The process of art, of any real learning, is profound because it is unpredictable. One never knows what nuances of idea and feeling will be discovered, how you will come to know yourself differently. The technology of the art app robs one of the personal engagement with seeing, with experience, with the struggle to coordinate hand and eye, with learning, with achievement, with self-discovery. It’s about arriving at a pre-determined destination without taking the journey. Why not an app that writes a poem or you? You give it a couple of theme words – say, sad and lonely – and it writes the poem so you don’t have to work out for yourself exactly why you are feeling that way, or discover the metaphors that describe how you feel. Instead of feeling sad and lonely in your unique way, you feel sad and lonely in the way a programmer at Microsoft thinks you might – and millions of other people, too. What’s really scary is the acceptance of those mass produced feelings as our own.
Every art work is a kind of autobiography. It captures the combination of skill and perception available to you at that time. And the journey from beginning to end is never predictable. It’s an honest mirror. I have never begun and ended a drawing or painting as the same person.
The point of this little jeremiad about a new technology app is this: Education must embrace a host of interrelated goals. One is the teaching of skills – everything from reading to computer technology. Another is citizenship. The political health of our society depends on good citizens and knowing their obligation to be involved. A third is an understanding of our reality as one species amongst many on this planet and that our health depends on the health of all the others. We call this the teaching of reality. A fourth is teaching true history so we know who we are as a community and a society. Another is teaching culture, the study of our best ideas and feelings and beliefs.

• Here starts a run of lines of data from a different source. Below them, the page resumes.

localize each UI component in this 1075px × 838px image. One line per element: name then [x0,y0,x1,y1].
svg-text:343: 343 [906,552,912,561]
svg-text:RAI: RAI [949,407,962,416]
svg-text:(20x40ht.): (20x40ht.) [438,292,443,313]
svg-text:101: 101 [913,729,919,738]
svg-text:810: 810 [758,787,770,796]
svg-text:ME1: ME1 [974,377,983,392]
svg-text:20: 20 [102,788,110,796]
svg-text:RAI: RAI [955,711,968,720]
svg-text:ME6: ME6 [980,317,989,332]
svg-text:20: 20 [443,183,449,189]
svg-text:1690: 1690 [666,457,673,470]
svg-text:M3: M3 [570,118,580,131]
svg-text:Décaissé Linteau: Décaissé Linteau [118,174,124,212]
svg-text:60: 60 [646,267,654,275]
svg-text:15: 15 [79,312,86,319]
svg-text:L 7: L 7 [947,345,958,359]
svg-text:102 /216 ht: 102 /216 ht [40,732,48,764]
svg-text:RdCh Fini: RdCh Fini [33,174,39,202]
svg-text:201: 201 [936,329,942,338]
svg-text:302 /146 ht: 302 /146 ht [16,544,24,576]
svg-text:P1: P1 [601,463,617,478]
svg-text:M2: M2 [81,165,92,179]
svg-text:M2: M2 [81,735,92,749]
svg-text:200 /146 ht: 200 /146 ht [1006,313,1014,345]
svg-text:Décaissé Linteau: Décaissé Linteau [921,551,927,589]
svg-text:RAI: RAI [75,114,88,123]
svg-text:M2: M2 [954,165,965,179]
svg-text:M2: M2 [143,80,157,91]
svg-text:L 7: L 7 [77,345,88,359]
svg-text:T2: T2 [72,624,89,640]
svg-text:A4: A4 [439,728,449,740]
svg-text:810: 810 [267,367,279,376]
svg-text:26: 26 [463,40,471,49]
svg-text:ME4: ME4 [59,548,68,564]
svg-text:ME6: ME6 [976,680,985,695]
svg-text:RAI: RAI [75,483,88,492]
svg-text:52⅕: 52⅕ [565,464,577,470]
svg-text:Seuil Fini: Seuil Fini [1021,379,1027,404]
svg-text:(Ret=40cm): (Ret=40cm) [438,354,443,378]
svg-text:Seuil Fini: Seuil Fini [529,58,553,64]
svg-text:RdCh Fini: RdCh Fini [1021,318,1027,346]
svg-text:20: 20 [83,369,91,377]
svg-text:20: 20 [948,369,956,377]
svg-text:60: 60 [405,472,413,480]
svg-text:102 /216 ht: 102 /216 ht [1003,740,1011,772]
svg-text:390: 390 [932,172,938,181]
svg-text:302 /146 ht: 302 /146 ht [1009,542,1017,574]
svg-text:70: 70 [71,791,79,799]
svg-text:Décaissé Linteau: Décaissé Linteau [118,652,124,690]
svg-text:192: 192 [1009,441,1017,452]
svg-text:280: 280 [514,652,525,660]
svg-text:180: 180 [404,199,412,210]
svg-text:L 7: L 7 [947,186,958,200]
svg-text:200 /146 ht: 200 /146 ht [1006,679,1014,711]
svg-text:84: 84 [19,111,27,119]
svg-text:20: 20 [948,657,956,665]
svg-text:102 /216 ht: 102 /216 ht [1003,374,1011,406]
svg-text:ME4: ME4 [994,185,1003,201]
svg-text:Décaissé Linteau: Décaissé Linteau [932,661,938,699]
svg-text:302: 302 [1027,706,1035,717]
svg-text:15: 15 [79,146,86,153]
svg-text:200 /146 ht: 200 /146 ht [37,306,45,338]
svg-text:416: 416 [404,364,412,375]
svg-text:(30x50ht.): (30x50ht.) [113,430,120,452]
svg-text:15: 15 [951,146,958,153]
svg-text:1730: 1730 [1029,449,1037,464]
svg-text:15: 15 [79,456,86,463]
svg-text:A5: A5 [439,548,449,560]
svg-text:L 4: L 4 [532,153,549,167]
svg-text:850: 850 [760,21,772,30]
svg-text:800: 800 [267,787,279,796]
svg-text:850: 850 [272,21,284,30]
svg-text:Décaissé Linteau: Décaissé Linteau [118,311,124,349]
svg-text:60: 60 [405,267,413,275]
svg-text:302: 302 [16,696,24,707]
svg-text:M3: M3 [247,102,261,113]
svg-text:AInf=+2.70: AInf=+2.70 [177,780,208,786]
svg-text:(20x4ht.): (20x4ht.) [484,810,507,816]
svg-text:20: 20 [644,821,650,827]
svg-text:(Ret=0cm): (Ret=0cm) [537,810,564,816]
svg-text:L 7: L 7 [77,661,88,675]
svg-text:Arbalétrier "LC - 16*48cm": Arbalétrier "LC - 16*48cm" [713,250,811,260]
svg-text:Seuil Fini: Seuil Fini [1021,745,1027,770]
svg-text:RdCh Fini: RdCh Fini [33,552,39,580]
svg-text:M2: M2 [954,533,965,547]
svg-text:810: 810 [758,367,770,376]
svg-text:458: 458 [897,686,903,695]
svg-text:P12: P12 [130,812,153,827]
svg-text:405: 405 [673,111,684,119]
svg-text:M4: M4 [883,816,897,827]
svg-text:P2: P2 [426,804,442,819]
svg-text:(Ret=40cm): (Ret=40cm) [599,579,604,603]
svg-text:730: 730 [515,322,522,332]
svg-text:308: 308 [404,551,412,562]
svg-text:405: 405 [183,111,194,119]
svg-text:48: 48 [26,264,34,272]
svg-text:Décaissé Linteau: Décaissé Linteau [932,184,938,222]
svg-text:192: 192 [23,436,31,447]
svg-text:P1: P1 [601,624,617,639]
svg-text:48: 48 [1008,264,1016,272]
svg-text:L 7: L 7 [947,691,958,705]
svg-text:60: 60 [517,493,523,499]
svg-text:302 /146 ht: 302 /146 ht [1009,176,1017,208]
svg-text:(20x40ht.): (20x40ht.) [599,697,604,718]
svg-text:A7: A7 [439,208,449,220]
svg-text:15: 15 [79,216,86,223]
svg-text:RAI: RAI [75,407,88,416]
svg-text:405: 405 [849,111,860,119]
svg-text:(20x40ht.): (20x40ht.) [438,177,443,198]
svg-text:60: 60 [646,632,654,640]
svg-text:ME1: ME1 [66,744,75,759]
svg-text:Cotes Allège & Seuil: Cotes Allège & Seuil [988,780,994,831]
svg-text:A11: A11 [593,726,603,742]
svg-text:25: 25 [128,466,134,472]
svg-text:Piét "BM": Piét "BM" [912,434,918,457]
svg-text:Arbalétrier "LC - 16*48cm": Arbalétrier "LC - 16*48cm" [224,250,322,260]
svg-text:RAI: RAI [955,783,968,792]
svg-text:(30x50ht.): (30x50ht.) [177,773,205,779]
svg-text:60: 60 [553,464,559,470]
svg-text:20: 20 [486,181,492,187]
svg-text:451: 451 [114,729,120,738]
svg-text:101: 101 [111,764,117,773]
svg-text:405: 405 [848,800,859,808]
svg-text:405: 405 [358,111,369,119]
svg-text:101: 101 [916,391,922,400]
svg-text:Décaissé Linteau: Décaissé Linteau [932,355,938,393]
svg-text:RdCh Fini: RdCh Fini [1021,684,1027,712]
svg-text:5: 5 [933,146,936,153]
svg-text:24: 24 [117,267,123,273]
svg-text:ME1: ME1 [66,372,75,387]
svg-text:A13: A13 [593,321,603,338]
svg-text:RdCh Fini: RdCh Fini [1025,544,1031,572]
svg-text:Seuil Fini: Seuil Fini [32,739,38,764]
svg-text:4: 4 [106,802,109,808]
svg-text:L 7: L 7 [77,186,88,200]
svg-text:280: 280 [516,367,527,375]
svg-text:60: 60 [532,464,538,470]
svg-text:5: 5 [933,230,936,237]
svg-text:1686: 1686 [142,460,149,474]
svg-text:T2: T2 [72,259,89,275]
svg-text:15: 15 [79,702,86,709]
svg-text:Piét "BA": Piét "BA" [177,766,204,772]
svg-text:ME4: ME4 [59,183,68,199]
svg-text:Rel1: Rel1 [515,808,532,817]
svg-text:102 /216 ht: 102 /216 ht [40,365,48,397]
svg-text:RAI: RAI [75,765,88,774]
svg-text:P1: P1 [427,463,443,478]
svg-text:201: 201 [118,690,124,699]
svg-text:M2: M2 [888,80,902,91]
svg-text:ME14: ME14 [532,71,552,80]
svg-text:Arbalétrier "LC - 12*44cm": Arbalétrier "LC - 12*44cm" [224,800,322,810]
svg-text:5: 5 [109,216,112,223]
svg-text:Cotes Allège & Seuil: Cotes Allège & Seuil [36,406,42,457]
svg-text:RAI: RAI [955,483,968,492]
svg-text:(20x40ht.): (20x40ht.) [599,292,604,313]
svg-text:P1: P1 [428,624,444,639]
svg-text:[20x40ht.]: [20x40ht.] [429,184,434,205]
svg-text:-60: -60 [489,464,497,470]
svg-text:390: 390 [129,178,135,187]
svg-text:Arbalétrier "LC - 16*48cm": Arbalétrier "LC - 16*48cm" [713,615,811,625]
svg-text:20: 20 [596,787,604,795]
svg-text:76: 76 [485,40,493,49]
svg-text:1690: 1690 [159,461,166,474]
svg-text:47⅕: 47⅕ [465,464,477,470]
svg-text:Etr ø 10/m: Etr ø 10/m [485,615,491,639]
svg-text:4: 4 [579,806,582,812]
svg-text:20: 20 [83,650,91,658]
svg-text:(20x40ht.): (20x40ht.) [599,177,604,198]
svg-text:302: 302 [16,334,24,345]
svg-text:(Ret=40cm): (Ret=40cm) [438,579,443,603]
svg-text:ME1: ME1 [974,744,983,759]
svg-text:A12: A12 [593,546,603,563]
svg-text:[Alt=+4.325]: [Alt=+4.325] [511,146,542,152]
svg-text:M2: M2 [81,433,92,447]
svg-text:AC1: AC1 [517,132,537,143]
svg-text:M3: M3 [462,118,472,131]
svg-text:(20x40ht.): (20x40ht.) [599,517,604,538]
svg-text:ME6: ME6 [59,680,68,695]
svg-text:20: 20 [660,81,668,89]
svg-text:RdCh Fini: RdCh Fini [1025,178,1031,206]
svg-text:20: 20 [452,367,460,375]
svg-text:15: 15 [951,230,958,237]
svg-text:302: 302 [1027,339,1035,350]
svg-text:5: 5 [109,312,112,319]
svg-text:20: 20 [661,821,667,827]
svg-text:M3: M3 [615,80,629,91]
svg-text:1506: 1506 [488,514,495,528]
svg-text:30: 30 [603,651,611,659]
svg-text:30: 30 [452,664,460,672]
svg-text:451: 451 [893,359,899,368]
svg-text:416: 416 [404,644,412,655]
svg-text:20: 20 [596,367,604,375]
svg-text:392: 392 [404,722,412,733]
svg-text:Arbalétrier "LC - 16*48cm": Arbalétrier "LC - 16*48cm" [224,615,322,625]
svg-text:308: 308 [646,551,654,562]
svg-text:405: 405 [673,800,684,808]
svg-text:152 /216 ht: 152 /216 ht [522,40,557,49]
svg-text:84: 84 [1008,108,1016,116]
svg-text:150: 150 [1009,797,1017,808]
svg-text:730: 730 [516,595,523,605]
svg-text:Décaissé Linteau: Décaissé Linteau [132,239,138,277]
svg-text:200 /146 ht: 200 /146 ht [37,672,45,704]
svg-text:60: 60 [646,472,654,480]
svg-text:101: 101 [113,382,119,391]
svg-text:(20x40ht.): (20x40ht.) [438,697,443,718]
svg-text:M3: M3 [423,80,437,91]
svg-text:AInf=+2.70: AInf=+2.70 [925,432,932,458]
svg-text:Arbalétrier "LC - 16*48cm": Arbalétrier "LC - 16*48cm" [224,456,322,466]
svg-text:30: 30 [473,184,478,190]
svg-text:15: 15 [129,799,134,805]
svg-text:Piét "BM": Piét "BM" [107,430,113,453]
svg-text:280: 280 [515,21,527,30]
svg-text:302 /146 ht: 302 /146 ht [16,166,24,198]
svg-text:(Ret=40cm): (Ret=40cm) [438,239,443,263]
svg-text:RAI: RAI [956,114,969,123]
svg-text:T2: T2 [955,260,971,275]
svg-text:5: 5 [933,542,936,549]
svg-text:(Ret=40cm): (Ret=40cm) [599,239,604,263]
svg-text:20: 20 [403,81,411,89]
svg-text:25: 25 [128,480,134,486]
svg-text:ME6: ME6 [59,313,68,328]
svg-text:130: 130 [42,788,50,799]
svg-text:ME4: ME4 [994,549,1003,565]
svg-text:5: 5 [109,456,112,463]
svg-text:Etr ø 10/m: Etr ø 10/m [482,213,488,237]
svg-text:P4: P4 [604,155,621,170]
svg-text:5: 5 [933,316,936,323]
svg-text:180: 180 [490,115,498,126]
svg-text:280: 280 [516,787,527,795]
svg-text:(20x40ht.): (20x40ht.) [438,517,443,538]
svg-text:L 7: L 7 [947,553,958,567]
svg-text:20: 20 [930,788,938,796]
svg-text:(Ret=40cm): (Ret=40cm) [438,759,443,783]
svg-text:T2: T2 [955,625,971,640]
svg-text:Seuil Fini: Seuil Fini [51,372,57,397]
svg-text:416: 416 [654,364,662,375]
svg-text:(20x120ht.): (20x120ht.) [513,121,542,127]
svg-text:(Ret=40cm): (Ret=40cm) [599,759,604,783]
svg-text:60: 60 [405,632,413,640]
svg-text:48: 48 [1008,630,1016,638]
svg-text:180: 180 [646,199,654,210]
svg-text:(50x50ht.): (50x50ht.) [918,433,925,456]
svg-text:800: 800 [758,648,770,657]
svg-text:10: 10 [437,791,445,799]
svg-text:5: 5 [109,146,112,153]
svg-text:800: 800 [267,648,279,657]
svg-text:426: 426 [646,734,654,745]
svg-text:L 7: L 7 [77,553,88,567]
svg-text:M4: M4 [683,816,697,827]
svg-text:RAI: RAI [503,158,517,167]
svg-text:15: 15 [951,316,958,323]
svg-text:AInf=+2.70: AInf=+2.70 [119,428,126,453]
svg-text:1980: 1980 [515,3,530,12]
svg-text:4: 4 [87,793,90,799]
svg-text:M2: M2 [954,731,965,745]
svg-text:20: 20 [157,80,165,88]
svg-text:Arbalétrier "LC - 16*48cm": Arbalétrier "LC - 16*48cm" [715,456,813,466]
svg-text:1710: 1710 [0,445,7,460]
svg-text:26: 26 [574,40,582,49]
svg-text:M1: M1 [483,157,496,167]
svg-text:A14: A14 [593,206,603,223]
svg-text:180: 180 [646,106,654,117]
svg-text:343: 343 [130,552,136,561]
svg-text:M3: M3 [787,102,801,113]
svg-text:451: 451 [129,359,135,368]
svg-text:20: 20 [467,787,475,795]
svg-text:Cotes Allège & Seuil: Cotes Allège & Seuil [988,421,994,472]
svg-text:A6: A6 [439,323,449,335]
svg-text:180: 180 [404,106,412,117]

There’s another educational goal, however, that the true success of the other goals depends on. And that is helping young people discover who they are as individuals. And perhaps the best way to do this is through the arts – poetry, music, visual art, drama, fiction. The reason is simple. To succeed with an art at whatever level, one has to discover an authentic voice, a way of expression that is one’s own. An identity. The reason why this is so important is that people who don’t know themselves don’t make good citizens. They are easily manipulated by slogans and propaganda and cool apps to live lives that serve other people’s interests and generate other people’s profits. People who don’t know themselves do not understand now their unique gifts can be used to shape a history of sustainability and peace. People who don’t know themselves cut the arts funding in our schools because they think the arts are inconsequential for competing in the global economy. People who don’t know themselves think art is an app on a cell phone.